The MK Party and the Economic Freedom Fighters – the third and fourth largest parties in parliament – ​​have refused to join what the ANC calls a national unity government open to all. They said the fundamental reason is the DA, which they say is only committed to the welfare of South Africa’s white minority.

“We do not agree with this marriage of convenience to consolidate white monopoly power over the economy.” EFF leader Julius Malema said.

Malema sometimes has that caused racial tensions in demanding change, once saying, “We are not calling for the slaughter of white people, at least not for the time being,” and that the “white man of South Africa has been too comfortable for too long.”

He now says his party is not against white people, but against an alleged “white privilege” that leaves 64% of black people living in poverty, compared to 1% of white people, according to a 2021 report by the South African Human Rights Commission .

Malema represents a new opposition to the ANC by many black South Africans who are frustrated with the race-based inequality that is clearly visible after thirty years of freedom.
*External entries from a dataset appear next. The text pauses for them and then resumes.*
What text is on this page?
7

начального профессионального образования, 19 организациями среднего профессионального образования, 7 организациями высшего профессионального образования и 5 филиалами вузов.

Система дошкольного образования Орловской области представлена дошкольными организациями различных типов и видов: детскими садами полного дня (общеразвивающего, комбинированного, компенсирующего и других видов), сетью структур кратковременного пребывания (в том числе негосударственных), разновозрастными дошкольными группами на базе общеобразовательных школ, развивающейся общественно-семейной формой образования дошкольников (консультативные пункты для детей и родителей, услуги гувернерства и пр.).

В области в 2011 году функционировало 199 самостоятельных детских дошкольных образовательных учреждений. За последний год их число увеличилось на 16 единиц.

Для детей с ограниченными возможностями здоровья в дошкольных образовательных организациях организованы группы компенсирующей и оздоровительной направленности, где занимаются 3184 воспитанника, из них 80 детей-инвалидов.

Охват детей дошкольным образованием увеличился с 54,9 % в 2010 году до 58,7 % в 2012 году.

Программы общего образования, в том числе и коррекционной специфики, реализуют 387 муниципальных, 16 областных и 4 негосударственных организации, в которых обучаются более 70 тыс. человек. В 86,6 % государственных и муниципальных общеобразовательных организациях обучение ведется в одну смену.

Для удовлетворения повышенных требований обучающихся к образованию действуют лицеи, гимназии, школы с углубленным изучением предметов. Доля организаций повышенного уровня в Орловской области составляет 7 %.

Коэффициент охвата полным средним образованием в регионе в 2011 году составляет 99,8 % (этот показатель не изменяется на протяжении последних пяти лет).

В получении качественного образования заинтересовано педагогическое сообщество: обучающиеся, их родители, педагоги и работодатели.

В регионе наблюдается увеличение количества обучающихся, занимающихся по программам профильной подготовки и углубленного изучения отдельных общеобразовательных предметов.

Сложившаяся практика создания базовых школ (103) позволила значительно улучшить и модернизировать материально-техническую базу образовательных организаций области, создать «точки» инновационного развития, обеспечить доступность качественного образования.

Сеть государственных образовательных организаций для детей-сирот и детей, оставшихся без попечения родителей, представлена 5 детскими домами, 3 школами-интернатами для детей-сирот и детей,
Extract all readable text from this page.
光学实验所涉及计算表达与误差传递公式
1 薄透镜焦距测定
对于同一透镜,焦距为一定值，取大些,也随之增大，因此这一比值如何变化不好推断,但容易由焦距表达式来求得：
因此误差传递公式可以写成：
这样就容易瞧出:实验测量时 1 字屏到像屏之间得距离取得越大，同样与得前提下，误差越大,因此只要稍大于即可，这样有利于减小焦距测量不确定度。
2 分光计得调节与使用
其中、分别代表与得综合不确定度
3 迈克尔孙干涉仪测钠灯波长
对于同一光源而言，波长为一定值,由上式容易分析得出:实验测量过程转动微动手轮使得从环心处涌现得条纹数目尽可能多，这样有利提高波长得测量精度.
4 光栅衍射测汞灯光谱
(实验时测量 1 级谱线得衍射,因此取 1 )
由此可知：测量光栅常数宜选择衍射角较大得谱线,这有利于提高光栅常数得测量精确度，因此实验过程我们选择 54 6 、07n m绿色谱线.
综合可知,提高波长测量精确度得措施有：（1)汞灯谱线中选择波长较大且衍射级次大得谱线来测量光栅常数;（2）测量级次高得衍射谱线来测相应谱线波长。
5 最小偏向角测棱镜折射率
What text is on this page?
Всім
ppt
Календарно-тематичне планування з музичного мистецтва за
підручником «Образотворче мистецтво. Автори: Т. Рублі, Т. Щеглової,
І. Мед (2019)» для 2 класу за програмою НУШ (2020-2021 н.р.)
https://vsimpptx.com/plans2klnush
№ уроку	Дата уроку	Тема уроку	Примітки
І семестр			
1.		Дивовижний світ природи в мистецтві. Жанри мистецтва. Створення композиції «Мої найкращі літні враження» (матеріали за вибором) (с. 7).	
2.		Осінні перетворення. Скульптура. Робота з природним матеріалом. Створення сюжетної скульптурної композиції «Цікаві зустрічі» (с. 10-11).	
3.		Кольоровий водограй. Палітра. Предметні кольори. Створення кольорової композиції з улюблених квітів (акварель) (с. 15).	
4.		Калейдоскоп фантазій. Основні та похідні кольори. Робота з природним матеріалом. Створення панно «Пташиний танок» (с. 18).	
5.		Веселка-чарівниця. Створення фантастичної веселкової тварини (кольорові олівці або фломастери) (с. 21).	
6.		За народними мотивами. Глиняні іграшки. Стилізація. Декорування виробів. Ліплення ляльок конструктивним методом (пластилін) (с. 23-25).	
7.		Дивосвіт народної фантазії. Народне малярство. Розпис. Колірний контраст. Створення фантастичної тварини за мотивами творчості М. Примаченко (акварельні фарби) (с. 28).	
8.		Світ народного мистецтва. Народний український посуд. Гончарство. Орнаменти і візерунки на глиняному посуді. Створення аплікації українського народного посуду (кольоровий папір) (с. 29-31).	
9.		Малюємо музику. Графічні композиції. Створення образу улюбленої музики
White people generally live in posh neighborhoods. Millions of black people live in impoverished townships on the fringes.

That frustration led many voters to abandon the ANC. Concerns about cooperation with the DA could weaken the party even further.

In his inauguration speech Wednesday, Ramaphosa acknowledged the “toxic” divisions that persisted for decades after Mandela preached racial reconciliation. “Our society remains deeply unequal and highly polarized,” Ramaphosa said.

The ANC is trying to use the coalition as a kind of restart of Mandela’s ideals.

“For us it doesn’t matter whether the cat is black or white,” ANC secretary-general Fikile Mbalula said of the deal with the prosecutor. Mandela had used the phrase to indicate his openness to all races serving in the South African government. .

“Fundamentally,” Mbalula said, “the question is how we can move the country forward.”